Мы попадаем внутрь слабо освещенного и потому лишенного каких-либо реальных очертаний помещения. Единственный источник света – вытянутое, как наконечник стрелы, узкое окошко с цветным витражом. Витраж изображает змееголового и змееязыкого дракона.
– Харон, – умильно окликает Стеллан, озираясь. – не затруднит ли вас возжечь лампады?
И снова молчание в ответ. Но на стенах оживают розовые теплые огни. Бесформенное, безобъемное помещение оборачивается довольно тесной комнатушкой с несуразно высоким потолком. И без намека на уют. На полу небрежно валяется белая в черных пятнах шкура, очень старая, вытоптанная и явно неестественного происхождения. Под окном стоит громоздкий, во весь простенок, стол на ножках в виде беснующихся демонов. К нему придвинуто дубовое кресло, черное от старости, с твердой высокой спинкой. По столу небрежно разбросаны свитки пергамента и тщательно заточенные гусиные перья. В углу, в нише, устроено низкое и на вид очень жесткое ложе, на котором, вольготно разметав конечности, пребывает хозяин кельи.
– Это Харон, – говорит Стеллан, и мне кажется, что он немного робеет. – Очень хороший психомедик. Но очень ленивый. Как в нем сочетаются эти два качества, уму непостижимо. Харон, это… э-э…
Стеллан умолкает, потому что не знает моего имени. Наступает бесконечная и тягостная пауза. Говорить больше не о чем. Голова Харона приподнята над ложем, она похожа на череп мумии, в котором тускло светятся два больших желтых глаза. Наверное, хозяин – ровесник своему жилищу. Лежит здесь со времен чернокнижия и инквизиции, повидал всякого выше крыши, разговаривать ему надоело, да и сами люди, что вертятся вокруг да около, опостылели до смерти, которая никак не может протиснуться со своей косой в узкую щель прохода…
Совершенно неожиданно меня разбирает жуть, и я резко высвобождаю руку из Стеллановых клещей.
– Все! – объявляю я почти истерическим тоном. – Хватит! Затащили меня в этот склеп… Оставьте вы меня, ни о чем я вас не просил и просить не стану!

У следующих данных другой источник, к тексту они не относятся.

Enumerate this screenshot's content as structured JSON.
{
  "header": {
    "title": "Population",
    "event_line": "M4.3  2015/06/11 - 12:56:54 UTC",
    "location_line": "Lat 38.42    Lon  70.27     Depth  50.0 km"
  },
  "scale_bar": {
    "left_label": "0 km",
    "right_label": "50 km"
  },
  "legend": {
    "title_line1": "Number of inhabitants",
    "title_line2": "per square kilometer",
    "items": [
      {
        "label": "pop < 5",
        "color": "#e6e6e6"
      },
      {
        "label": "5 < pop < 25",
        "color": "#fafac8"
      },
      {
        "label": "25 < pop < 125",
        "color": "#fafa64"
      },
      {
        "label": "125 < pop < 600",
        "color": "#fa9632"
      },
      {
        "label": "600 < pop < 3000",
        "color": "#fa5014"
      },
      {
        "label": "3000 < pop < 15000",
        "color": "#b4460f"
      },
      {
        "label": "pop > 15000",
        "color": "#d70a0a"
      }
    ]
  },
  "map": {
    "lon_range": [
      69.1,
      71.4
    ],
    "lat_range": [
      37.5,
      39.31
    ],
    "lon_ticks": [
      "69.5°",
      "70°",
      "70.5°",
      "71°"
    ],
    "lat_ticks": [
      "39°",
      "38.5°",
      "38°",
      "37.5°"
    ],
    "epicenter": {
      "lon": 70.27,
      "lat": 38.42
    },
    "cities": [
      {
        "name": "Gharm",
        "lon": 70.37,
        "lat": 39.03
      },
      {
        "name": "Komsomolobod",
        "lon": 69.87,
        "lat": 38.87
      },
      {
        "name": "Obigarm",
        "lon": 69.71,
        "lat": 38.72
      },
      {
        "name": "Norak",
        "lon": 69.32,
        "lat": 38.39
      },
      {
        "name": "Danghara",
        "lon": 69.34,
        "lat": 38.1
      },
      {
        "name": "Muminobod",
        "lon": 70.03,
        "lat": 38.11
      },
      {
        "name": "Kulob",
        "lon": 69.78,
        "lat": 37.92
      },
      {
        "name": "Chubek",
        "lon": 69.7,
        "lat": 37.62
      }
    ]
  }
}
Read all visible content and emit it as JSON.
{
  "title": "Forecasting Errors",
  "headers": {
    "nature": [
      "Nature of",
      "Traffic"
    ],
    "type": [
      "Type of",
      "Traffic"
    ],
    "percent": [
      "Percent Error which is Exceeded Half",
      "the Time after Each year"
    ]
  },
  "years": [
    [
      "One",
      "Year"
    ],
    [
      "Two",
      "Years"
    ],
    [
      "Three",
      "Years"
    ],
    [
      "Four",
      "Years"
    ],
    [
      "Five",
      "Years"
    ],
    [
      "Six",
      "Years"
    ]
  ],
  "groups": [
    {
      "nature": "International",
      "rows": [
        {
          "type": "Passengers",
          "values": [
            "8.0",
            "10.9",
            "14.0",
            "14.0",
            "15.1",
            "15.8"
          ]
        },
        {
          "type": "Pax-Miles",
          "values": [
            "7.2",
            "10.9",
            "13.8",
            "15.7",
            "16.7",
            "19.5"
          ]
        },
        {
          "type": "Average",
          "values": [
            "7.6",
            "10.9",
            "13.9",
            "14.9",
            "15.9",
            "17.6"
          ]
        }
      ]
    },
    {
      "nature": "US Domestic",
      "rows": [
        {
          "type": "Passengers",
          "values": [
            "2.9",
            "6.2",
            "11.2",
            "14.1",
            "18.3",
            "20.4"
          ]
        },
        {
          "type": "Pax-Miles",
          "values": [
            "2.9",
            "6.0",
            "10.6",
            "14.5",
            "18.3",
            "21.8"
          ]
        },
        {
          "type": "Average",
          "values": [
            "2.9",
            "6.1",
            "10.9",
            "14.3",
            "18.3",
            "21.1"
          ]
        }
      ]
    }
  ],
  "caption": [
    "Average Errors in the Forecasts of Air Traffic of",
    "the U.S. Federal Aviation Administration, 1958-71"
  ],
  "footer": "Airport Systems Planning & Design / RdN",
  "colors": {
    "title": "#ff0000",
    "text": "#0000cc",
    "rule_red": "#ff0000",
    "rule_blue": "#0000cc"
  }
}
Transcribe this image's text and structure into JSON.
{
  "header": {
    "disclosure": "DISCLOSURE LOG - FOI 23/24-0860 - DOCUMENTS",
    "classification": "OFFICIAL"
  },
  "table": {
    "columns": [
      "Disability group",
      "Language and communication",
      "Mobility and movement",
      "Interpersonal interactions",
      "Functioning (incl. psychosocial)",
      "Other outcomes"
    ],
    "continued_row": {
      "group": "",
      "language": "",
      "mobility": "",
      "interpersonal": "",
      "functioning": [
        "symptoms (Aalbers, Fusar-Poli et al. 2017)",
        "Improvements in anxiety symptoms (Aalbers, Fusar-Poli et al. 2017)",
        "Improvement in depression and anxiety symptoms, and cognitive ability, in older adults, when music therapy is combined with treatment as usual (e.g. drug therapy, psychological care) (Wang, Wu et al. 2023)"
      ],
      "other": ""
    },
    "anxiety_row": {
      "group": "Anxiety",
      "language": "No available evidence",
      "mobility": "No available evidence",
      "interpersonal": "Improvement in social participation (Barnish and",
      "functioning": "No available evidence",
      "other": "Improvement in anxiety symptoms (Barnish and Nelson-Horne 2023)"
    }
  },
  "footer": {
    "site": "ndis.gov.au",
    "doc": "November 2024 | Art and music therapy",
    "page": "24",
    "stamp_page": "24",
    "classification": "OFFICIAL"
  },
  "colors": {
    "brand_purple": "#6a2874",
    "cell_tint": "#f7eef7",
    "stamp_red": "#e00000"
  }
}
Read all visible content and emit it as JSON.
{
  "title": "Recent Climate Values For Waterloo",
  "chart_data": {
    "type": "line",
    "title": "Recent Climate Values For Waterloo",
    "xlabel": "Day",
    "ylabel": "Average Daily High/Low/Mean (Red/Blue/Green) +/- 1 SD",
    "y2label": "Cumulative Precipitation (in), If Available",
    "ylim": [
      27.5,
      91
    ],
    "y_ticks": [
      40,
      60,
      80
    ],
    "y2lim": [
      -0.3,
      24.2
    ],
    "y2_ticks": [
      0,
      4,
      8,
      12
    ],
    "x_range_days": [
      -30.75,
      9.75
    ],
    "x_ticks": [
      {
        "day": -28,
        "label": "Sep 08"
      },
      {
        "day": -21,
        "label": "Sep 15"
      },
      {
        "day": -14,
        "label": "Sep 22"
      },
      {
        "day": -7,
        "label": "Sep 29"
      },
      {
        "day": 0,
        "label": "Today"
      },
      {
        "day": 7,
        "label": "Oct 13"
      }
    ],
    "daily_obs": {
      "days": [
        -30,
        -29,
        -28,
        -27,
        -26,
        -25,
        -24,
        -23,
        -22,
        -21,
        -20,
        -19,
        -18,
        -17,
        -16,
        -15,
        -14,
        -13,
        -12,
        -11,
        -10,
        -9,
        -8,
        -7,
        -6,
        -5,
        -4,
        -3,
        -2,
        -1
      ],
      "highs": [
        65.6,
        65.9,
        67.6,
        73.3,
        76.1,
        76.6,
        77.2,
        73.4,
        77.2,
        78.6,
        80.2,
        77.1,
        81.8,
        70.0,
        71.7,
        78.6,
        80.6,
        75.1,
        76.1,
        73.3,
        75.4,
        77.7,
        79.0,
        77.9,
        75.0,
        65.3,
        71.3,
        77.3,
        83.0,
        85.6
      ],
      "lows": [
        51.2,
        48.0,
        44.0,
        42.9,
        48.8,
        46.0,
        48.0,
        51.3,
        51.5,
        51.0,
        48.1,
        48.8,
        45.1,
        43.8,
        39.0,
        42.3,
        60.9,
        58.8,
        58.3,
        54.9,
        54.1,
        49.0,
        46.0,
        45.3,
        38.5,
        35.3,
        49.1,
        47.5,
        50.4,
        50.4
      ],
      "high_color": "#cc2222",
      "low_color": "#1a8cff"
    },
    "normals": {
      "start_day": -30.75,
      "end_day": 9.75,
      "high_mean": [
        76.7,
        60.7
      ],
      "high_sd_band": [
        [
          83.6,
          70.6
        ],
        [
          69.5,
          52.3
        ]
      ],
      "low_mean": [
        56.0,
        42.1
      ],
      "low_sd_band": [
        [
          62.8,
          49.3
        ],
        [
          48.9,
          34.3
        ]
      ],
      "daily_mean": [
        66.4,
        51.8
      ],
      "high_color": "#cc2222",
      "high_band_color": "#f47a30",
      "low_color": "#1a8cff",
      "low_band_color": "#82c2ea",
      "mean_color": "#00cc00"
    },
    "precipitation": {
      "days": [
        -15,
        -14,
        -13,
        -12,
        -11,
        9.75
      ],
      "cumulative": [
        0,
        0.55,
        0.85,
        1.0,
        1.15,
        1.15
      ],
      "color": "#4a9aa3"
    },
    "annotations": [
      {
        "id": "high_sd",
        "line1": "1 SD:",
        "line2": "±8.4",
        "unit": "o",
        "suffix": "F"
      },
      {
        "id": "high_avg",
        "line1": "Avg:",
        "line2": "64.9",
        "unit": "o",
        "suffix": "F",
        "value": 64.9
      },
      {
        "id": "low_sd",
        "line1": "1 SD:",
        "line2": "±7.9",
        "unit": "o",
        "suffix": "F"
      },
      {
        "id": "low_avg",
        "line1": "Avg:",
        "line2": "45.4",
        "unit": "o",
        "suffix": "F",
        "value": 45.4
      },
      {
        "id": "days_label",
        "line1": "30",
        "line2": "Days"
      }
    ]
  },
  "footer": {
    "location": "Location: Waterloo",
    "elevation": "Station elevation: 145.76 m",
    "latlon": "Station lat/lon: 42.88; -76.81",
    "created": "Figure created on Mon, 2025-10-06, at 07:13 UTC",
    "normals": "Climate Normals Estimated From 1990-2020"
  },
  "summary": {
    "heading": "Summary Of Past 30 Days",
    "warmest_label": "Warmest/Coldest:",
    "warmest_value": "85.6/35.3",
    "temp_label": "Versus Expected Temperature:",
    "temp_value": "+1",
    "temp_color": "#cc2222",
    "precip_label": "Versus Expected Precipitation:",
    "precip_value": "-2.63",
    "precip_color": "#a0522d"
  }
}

В желтом взгляде Харона мне мерещится сочувствие. Из плена этих глаз я никак не могу вырваться, потому что это не железные пальчики Стеллана. Это кое-что покрепче.
Зато Стеллан, обескураженный поначалу моим протестом, выходит из ступора и начинает орать.
– Склеп?! – орет он, наступая. – Да сам ты!.. Я провел с тобой от силы час, а устал так, будто знаю тебя всю жизнь! Не зря тебя бросила та девушка, умница. Ох, и зануда же ты! Воображаю, как ты донимал ее побасенками о своем великом предназначении, как расхваливал себя и свое дело. И требовал, требовал от нее доказательств любви. Не крути носом, это на тебе написано, как «мене, текел, упарсин»! Ты же эгоист, все вы эгоисты – и в любви, и в дружбе, и в работе! Целое поколение чувственных себялюбцев! Мы с ног сбились, выволакивая вас из-под колес грузовозов, из океанских впадин, из бездонных колодцев, нам ваши суицидальные мании вот где стоят! Что толку, что ты вымахал под два метра и зарос дурными мускулами? Все это ложь, камуфляж, улиточья раковина, если ты от первого тычка бросился в объятия к костлявой. Тряпка, кукла… Полюбуйтесь, Харон, и этот козерог намерен осчастливить своим визитом вечную Галактику! И такие, как он, представляют нашу великую цивилизацию в Галактическом Братстве, штурмуют иные миры, от нашего с вами имени вступают в переговоры с другими разумными существами!